Statistical inference concerns inferring conclusions based on data. In other words it is about approximating the unknown distribution by looking at the data generated by that distribution. There are several different approaches to computational learning theory.
Two main reasons for these differences are
- the different definitions of probability
- the different assumptions on the generation of samples
The different definitions of probability that lead to two different inference approaches include:
Frequentist inference
Frequentist inference uses the frequency interpretation of probability (i.e. the sampling distribution of a statistic), where any given experiment can be considered as one of an infinite sequence of possible repetitions of the same experiment [@Everitt2002]. In other words, by looking at the repeated sample, the frequentist properties of any statistical inference procedure can be described.
Bayesian inference
Bayesian inference is based on the probability that a particular hypothesis is true given some observed evidence.
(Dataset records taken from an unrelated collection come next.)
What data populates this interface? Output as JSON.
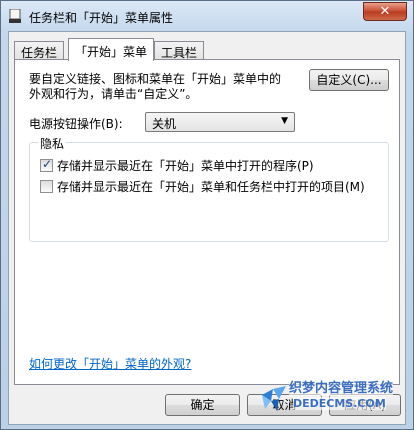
{
  "window": {
    "title": "任务栏和「开始」菜单属性",
    "close_glyph": "✕"
  },
  "tabs": [
    {
      "label": "任务栏",
      "active": false
    },
    {
      "label": "「开始」菜单",
      "active": true
    },
    {
      "label": "工具栏",
      "active": false
    }
  ],
  "start_menu": {
    "customize_desc_line1": "要自定义链接、图标和菜单在「开始」菜单中的",
    "customize_desc_line2": "外观和行为，请单击“自定义”。",
    "customize_button": "自定义(C)...",
    "power_label": "电源按钮操作(B):",
    "power_value": "关机",
    "privacy": {
      "title": "隐私",
      "items": [
        {
          "label": "存储并显示最近在「开始」菜单中打开的程序(P)",
          "checked": true
        },
        {
          "label": "存储并显示最近在「开始」菜单和任务栏中打开的项目(M)",
          "checked": false
        }
      ]
    },
    "help_link": "如何更改「开始」菜单的外观?"
  },
  "footer": {
    "ok_button": "确定",
    "cancel_button": "取消",
    "apply_button": "应用(A)"
  },
  "watermark": {
    "line1": "织梦内容管理系统",
    "line2": "DEDECMS.COM"
  }
}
The key idea is that the probability of an event A given an event B depends not only on the relationship between events A and B but also on the marginal probability of occurrence of each event:
$$p(A|B) = \frac{p(B|A) p(A)}{p(B)}$$
Frequentist vs Bayesian
Frequentist | Bayesian | |
---|---|---|
Randomness | objective indefiniteness | subjective ignorance |
Variables | random and deterministic | everything is random |
Inference | maximum likelihood | Bayes theorem |
Estimates | maximum likelihood estimation (MLE) | maximum a posteriori probability (MAP) |
Statistical inference of a hypothesis
Statistical inference of a hypothesis most often includes the following components:
Statistical Model
it models the random process that is supposed to generate the data, and describes how one or more random variables are related to one or more random variables.
Data Set
it is a particular realization of the random process. It comes from actual observations that are performed by sampling a statistical population. Each observation measures one or more attributes (i.e. features) of independent objects or individuals.
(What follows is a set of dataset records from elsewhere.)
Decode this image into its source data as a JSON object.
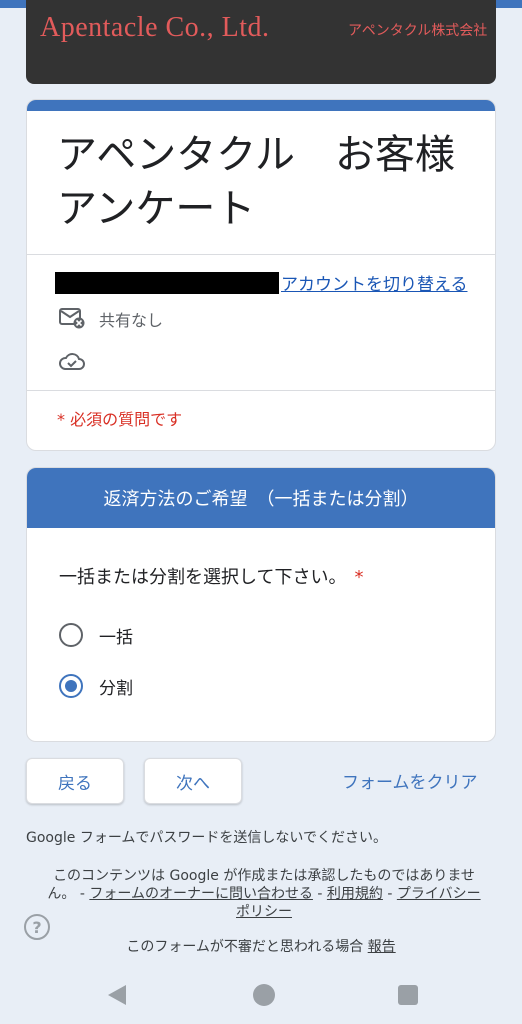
{
  "banner": {
    "company_en": "Apentacle Co., Ltd.",
    "company_jp": "アペンタクル株式会社"
  },
  "form": {
    "title": "アペンタクル　お客様アンケート",
    "switch_account": "アカウントを切り替える",
    "share_status": "共有なし",
    "required_note": "* 必須の質問です"
  },
  "section": {
    "header": "返済方法のご希望　（一括または分割）",
    "question": "一括または分割を選択して下さい。",
    "required_mark": "*",
    "options": [
      {
        "label": "一括",
        "selected": false
      },
      {
        "label": "分割",
        "selected": true
      }
    ]
  },
  "actions": {
    "back": "戻る",
    "next": "次へ",
    "clear": "フォームをクリア"
  },
  "footer": {
    "password_note": "Google フォームでパスワードを送信しないでください。",
    "disclaimer_text": "このコンテンツは Google が作成または承認したものではありません。 - ",
    "contact_owner": "フォームのオーナーに問い合わせる",
    "sep1": " - ",
    "terms": "利用規約",
    "sep2": " - ",
    "privacy": "プライバシー ポリシー",
    "report_prefix": "このフォームが不審だと思われる場合 ",
    "report_link": "報告",
    "help_symbol": "?"
  },
  "colors": {
    "accent": "#3f74bd",
    "required": "#d93025",
    "banner_bg": "#333333",
    "banner_text": "#e25b5b",
    "page_bg": "#e8eef6"
  },
  "icons": [
    "mail-unshared-icon",
    "cloud-check-icon",
    "help-icon",
    "nav-back-icon",
    "nav-home-icon",
    "nav-recent-icon"
  ]
}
Data Generation Modeling Assumption
A statistical model includes a set of assumptions that describes the data generation from the observed data. There are three levels of modeling assumptions, as follows:
1. Fully-parametric
the data-generation process is described by a probability distribution involving only a finite number of unknown parameters. For example, a distribution of population values is described as truly Normal, with unknown mean and variance, and the data is generated by simple random sampling.
2. Non-parametric
there are fewer data-generation process assumptions (i.e. they are minimal) in comparison with the fully parametric models. For example, a continuous probability distribution can be estimated using the sample median when the data is generated by simple random sampling.
3. Semi-parametric
the data-generation process assumptions are between fully-parametric and non-parametric approaches. For example, population distribution can be estimated using a finite mean and the parametric assumption that the mean response level in the population is a linear function of some covariate.